Marriage. Euro-American ideals of religiously sanctioned weddings and monogamy were avowed by colonial elites as signs of "respectability." For some, these ideals remain guides for conduct; for others, they are the basis for stigmatizing and stereotyping certain segments of society; and for still others, they are foreign values, largely irrelevant to local circumstances. In contrast to their espoused ideals, colonial elites practiced a system of dual marriages or sexual unions. Upper-class males characteristically married a status equal but had extralegal unions—some of long duration, some acts of rape—with women of lower status. The cultural distinction between "inside" and "outside" partners remains important.
Domestic Unit. There is great variation in the composition of Trinidadian households. Households of monogamous couples and their children are not culturally aberrant, but neither is one comprised of a middle-aged woman, her (transmigrant) son's former girlfriend, and the latter's child by a subsequent boyfriend. Such an example illustrates the open rather than distinctive character of "kinship." Attributional aspects of sexual difference are culturally emphasized: men and women are deemed fundamentally different. Concomitantly, husbands and wives generally have separate household roles and responsibilities.
Inheritance.
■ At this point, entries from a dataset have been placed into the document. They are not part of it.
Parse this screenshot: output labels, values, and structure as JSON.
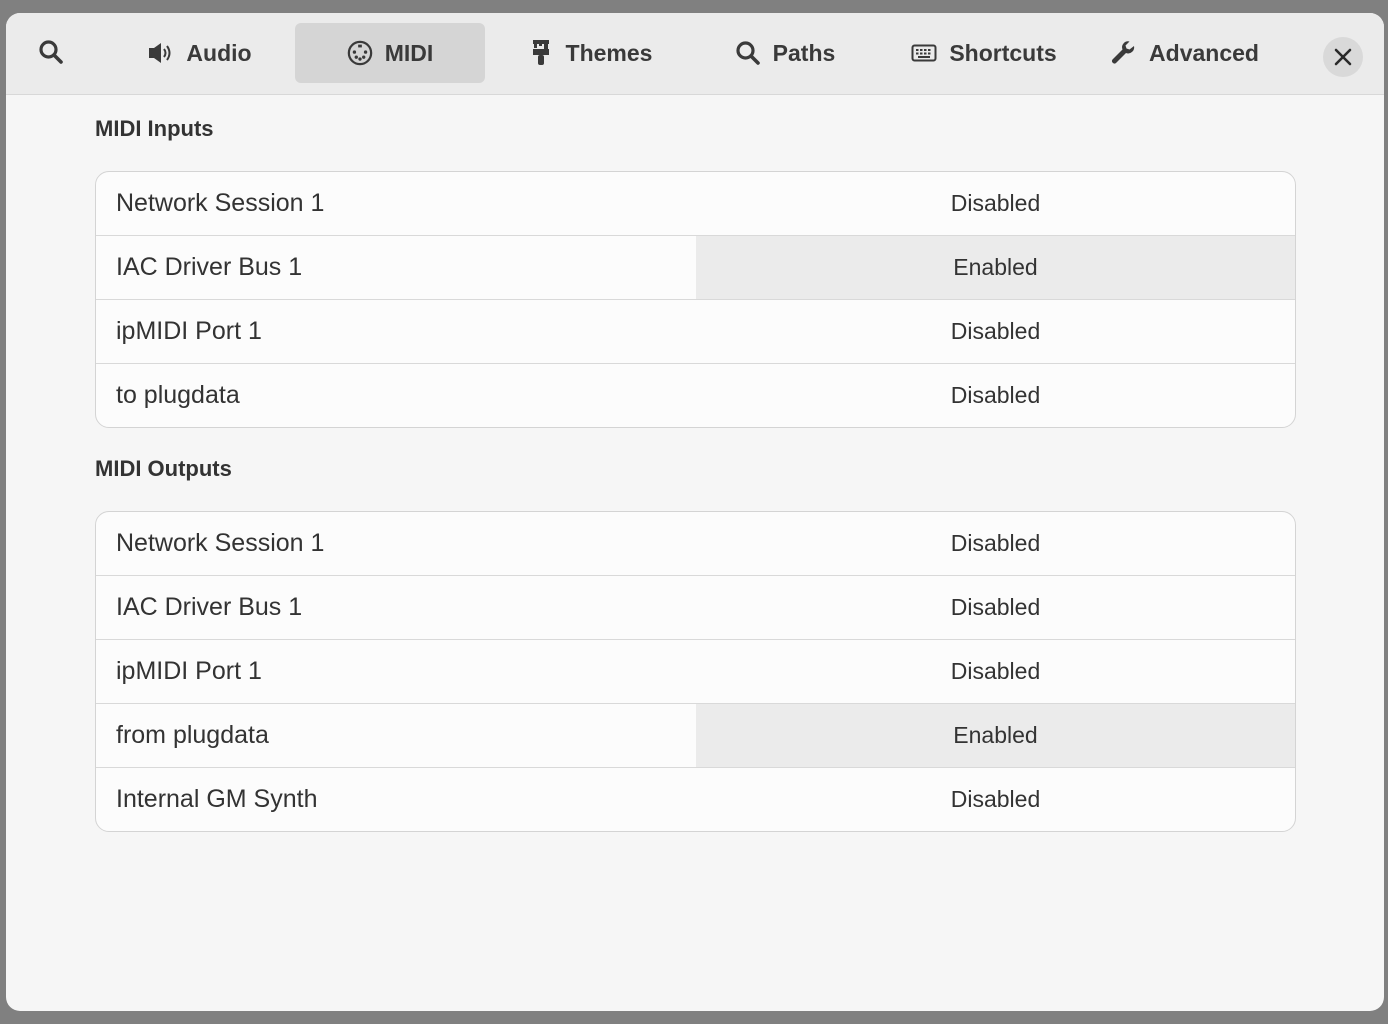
{
  "toolbar": {
    "search_icon": "search-icon",
    "tabs": [
      {
        "label": "Audio",
        "icon": "speaker-icon"
      },
      {
        "label": "MIDI",
        "icon": "midi-port-icon",
        "active": true
      },
      {
        "label": "Themes",
        "icon": "paintbrush-icon"
      },
      {
        "label": "Paths",
        "icon": "search-icon"
      },
      {
        "label": "Shortcuts",
        "icon": "keyboard-icon"
      },
      {
        "label": "Advanced",
        "icon": "wrench-icon"
      }
    ],
    "close_icon": "close-icon"
  },
  "midi_inputs": {
    "title": "MIDI Inputs",
    "rows": [
      {
        "name": "Network Session 1",
        "status": "Disabled"
      },
      {
        "name": "IAC Driver Bus 1",
        "status": "Enabled"
      },
      {
        "name": "ipMIDI Port 1",
        "status": "Disabled"
      },
      {
        "name": "to plugdata",
        "status": "Disabled"
      }
    ]
  },
  "midi_outputs": {
    "title": "MIDI Outputs",
    "rows": [
      {
        "name": "Network Session 1",
        "status": "Disabled"
      },
      {
        "name": "IAC Driver Bus 1",
        "status": "Disabled"
      },
      {
        "name": "ipMIDI Port 1",
        "status": "Disabled"
      },
      {
        "name": "from plugdata",
        "status": "Enabled"
      },
      {
        "name": "Internal GM Synth",
        "status": "Disabled"
      }
    ]
  },
  "colors": {
    "window_bg": "#f6f6f6",
    "toolbar_bg": "#ebebeb",
    "active_tab_bg": "#d5d5d5",
    "enabled_bg": "#ebebeb",
    "text": "#333333"
  }
}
Property generally passes from parents to children. Historically, the distinction between "inside" and "outside" children has been manifest in patterns of inheritance.
Socialization. Women are regarded as more suited to the care of young children, although both men and women display great affection for children. It is not unusual for grandmothers and aunts, as well as mothers, to raise children. Formal education in schools, generally beginning by age 5, is highly valued.